Davis Whitfield, the commissioner of the N.C. High School Athletic Association, said he had heard no complaints against equal opportunity involving the Wake system.
"We have heard of some systems where there was a problem in equal facilities and the schools are working on rectifying that," Whitfield said. "But I have not heard of any complaints involving the opportunity for girls and I think I would have."
The complaints were filed as part of the NWLC's "Rally for Girls' Sports: She'll Win More than a Game" campaign. The purpose of the campaign, according to the NWLC web site, is "to educate schools, the public and especially parents about the widespread inequality that their daughters face in school sports programs and to mobilize parents to press for change."
Title IX of the Educational Amendments of 1972 says, "No person in the U.S. shall, on the basis of sex be excluded from participation in, or denied the benefits of, or be subjected to discrimination under any educational program or activity receiving federal aid."
The 1979 policy interpretation measures compliance in three areas:
Are female and male opportunities substantially proportionate to their respective enrollments?
If one sex has been underrepresented, can the institution show a history and continuing practice of program expansion?
Can the institution demonstrate that the interests and abilities of the members of that sex have been fully and effectively accommodated by the present program?
The National Women's Law Center used Wake County data from 2004 to 2006, the most recent figures available, for its complaint.
The complaint says the average participation gap (the difference between the percentage of girls enrolled and the percentage of female athletes) was 11.8 percent in the Wake County system in 2006.
One example cited was Wake Forest-Rolesville High, where 52.3 percent of the student population was female and 33.6 percent of the athletes were female in 2006.
"By not providing equal opportunities for its female high school students, the Wake County Public School System is depriving many girls of the significant benefits associated with playing sports," according to the complaint.
Deran Coe, who has been the athletic director at Wake Forest-Rolesville since July, said he could not comment on the percentages in past years. However, he said the school now offers 12 sports for females - not counting cheerleading - and 10 sports for males.
Guthrie said the Wake school system was paying a coach this year in each boys and girls sport sanctioned by the NCHSAA. He said he anticipates a team being fielded at every school in each sport except for boys and girls' lacrosse.
In addition, all but two of the schools in the system field gymnastics teams, whose coaches are paid a supplement by the Wake system. The NCHSAA does not recognize gymnastics as a sport.
Every Wake school offers an equal number of sports for girls and boys' teams. In several schools' cases, there are more team sports for girls than boys, even when cheerleading is not considered to be a sport. (Wake County treats cheerleading as a sport, paying coaches from the system's coaching supplement scale, providing equipment and regulating schedules and competition.)
"I am completely and totally in favor of giving girls the opportunity to be involved in athletics," Guthrie said.
The NCHSAA sanctioned lacrosse for the first time in the spring of 2010.
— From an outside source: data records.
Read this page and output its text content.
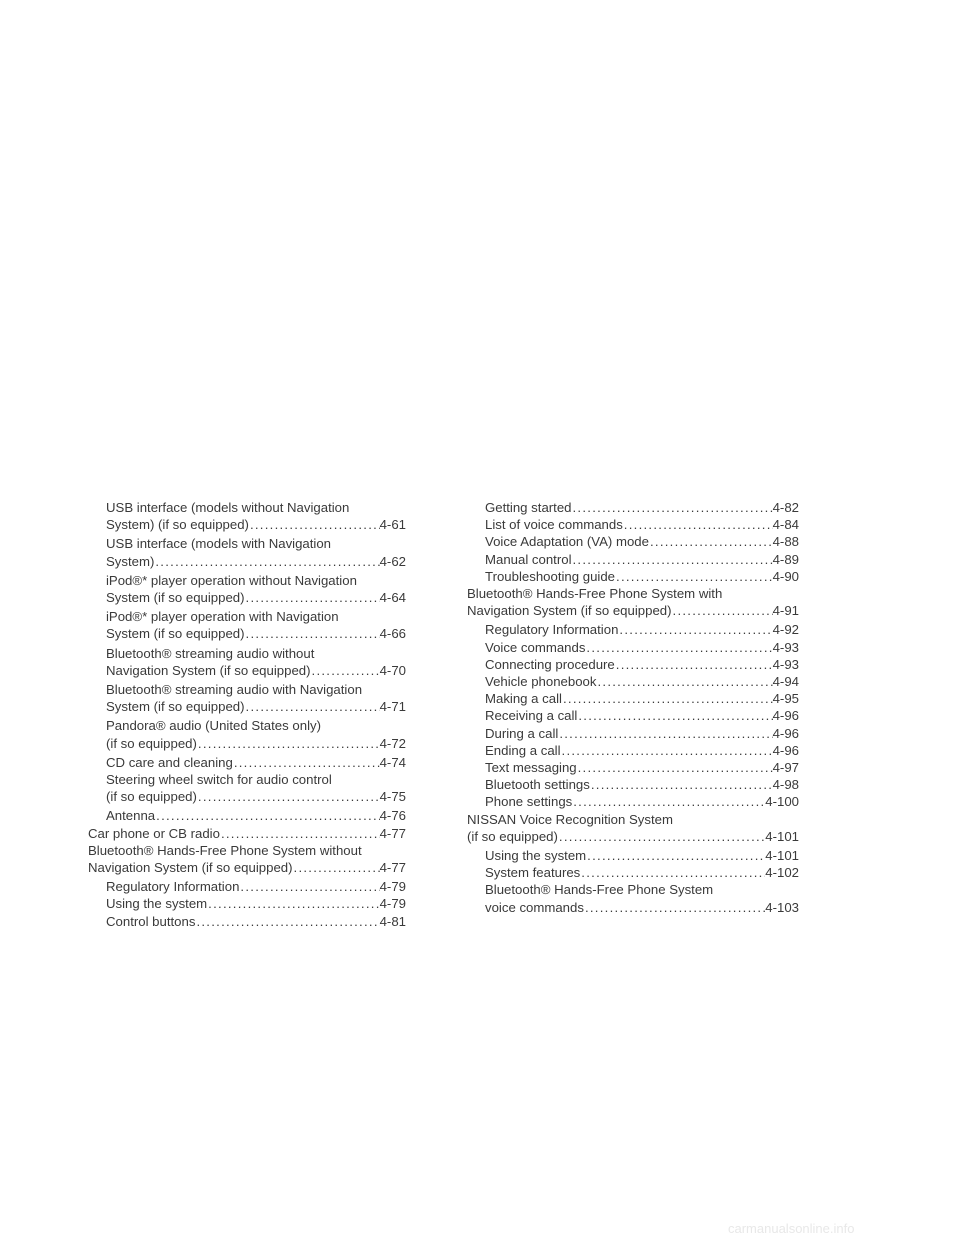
USB interface (models without Navigation
System) (if so equipped) . . .	4-61
USB interface (models with Navigation
System) . . .	4-62
iPod®* player operation without Navigation
System (if so equipped) . . .	4-64
iPod®* player operation with Navigation
System (if so equipped) . . .	4-66
Bluetooth® streaming audio without
Navigation System (if so equipped) . . .	4-70
Bluetooth® streaming audio with Navigation
System (if so equipped) . . .	4-71
Pandora® audio (United States only)
(if so equipped) . . .	4-72
CD care and cleaning . . .	4-74
Steering wheel switch for audio control
(if so equipped) . . .	4-75
Antenna . . .	4-76
Car phone or CB radio . . .	4-77
Bluetooth® Hands-Free Phone System without
Navigation System (if so equipped) . . .	4-77
Regulatory Information . . .	4-79
Using the system . . .	4-79
Control buttons . . .	4-81
Getting started . . .	4-82
List of voice commands . . .	4-84
Voice Adaptation (VA) mode . . .	4-88
Manual control . . .	4-89
Troubleshooting guide . . .	4-90
Bluetooth® Hands-Free Phone System with
Navigation System (if so equipped) . . .	4-91
Regulatory Information . . .	4-92
Voice commands . . .	4-93
Connecting procedure . . .	4-93
Vehicle phonebook . . .	4-94
Making a call . . .	4-95
Receiving a call . . .	4-96
During a call . . .	4-96
Ending a call . . .	4-96
Text messaging . . .	4-97
Bluetooth settings . . .	4-98
Phone settings . . .	4-100
NISSAN Voice Recognition System
(if so equipped) . . .	4-101
Using the system . . .	4-101
System features . . .	4-102
Bluetooth® Hands-Free Phone System
voice commands . . .	4-103
carmanualsonline.info
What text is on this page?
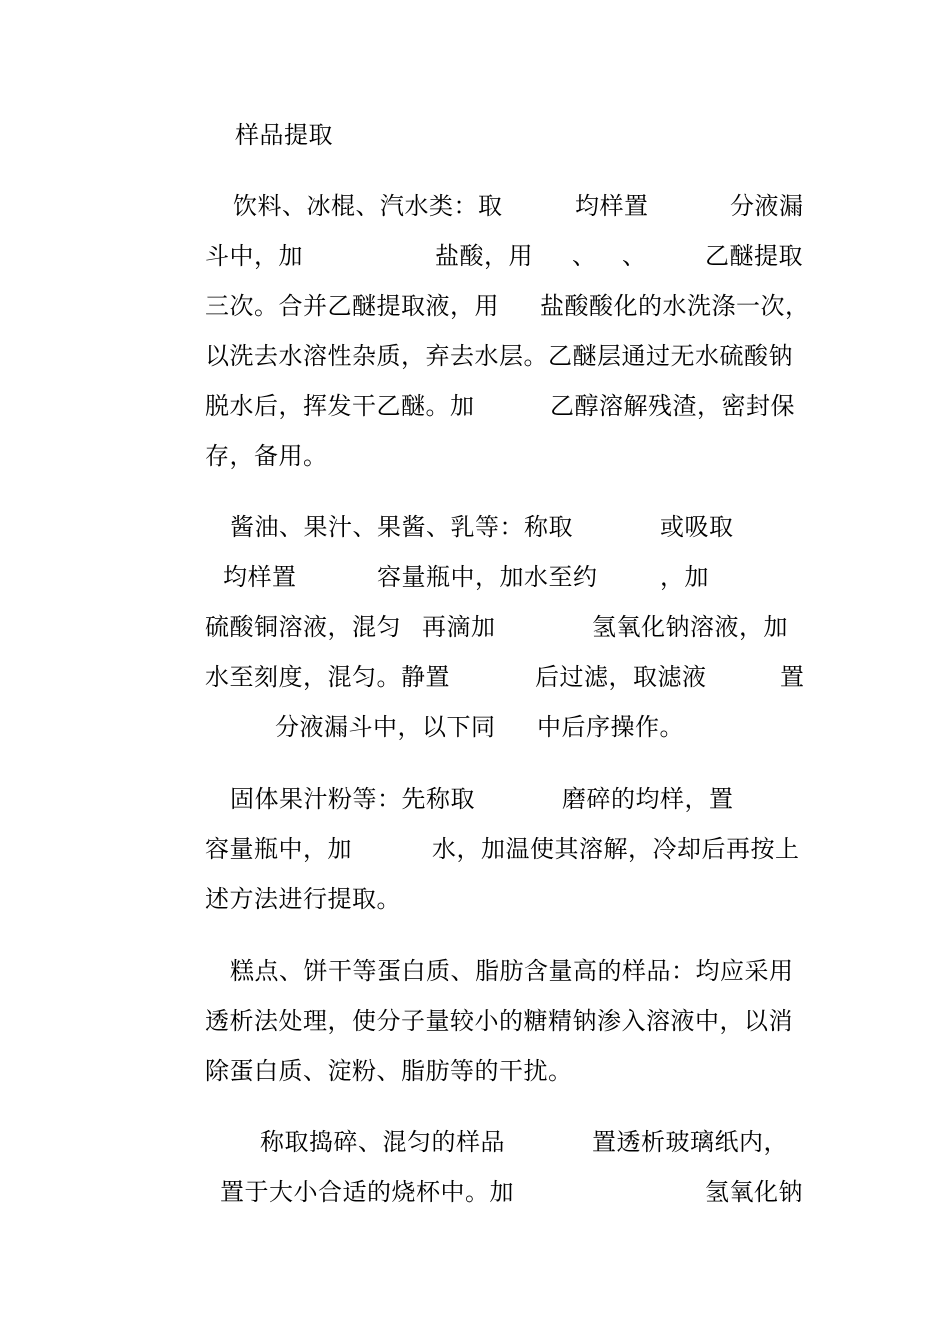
样品提取

饮料、冰棍、汽水类：取

	均样置

	分液漏

斗中，加

	盐酸，用

、

、

乙醚提取

三次。合并乙醚提取液，用

盐酸酸化的水洗涤一次，

以洗去水溶性杂质，弃去水层。乙醚层通过无水硫酸钠

脱水后，挥发干乙醚。加

	乙醇溶解残渣，密封保

存，备用。

酱油、果汁、果酱、乳等：称取

	或吸取

均样置

	容量瓶中，加水至约

	，加

硫酸铜溶液，混匀

再滴加

	氢氧化钠溶液，加

水至刻度，混匀。静置

	后过滤，取滤液

	置

分液漏斗中，以下同

中后序操作。

固体果汁粉等：先称取

	磨碎的均样，置

容量瓶中，加

	水，加温使其溶解，冷却后再按上

述方法进行提取。

糕点、饼干等蛋白质、脂肪含量高的样品：均应采用

透析法处理，使分子量较小的糖精钠渗入溶液中，以消

除蛋白质、淀粉、脂肪等的干扰。

称取捣碎、混匀的样品

	置透析玻璃纸内，

置于大小合适的烧杯中。加

	氢氧化钠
Guthrie said Title IX regulations are a regular topic for discussion during the system's meetings of athletics directors. The athletic directors are reminded to be aware of keeping school awards similar for comparable boys and girls sports teams and to keep comparable facilities and practice times.
All coaches are paid from the same supplement scale, and comparable coaches are paid at the same level.
Wake's percentage of female athletes is higher than the national average. According to the National Federation of State High School Association, 58 percent of the nation's high school athletes are male (4.45 million of 7.62 million) .
The NCHSAA male participants make up 53 percent (118,641 of 208,780) of its athletes.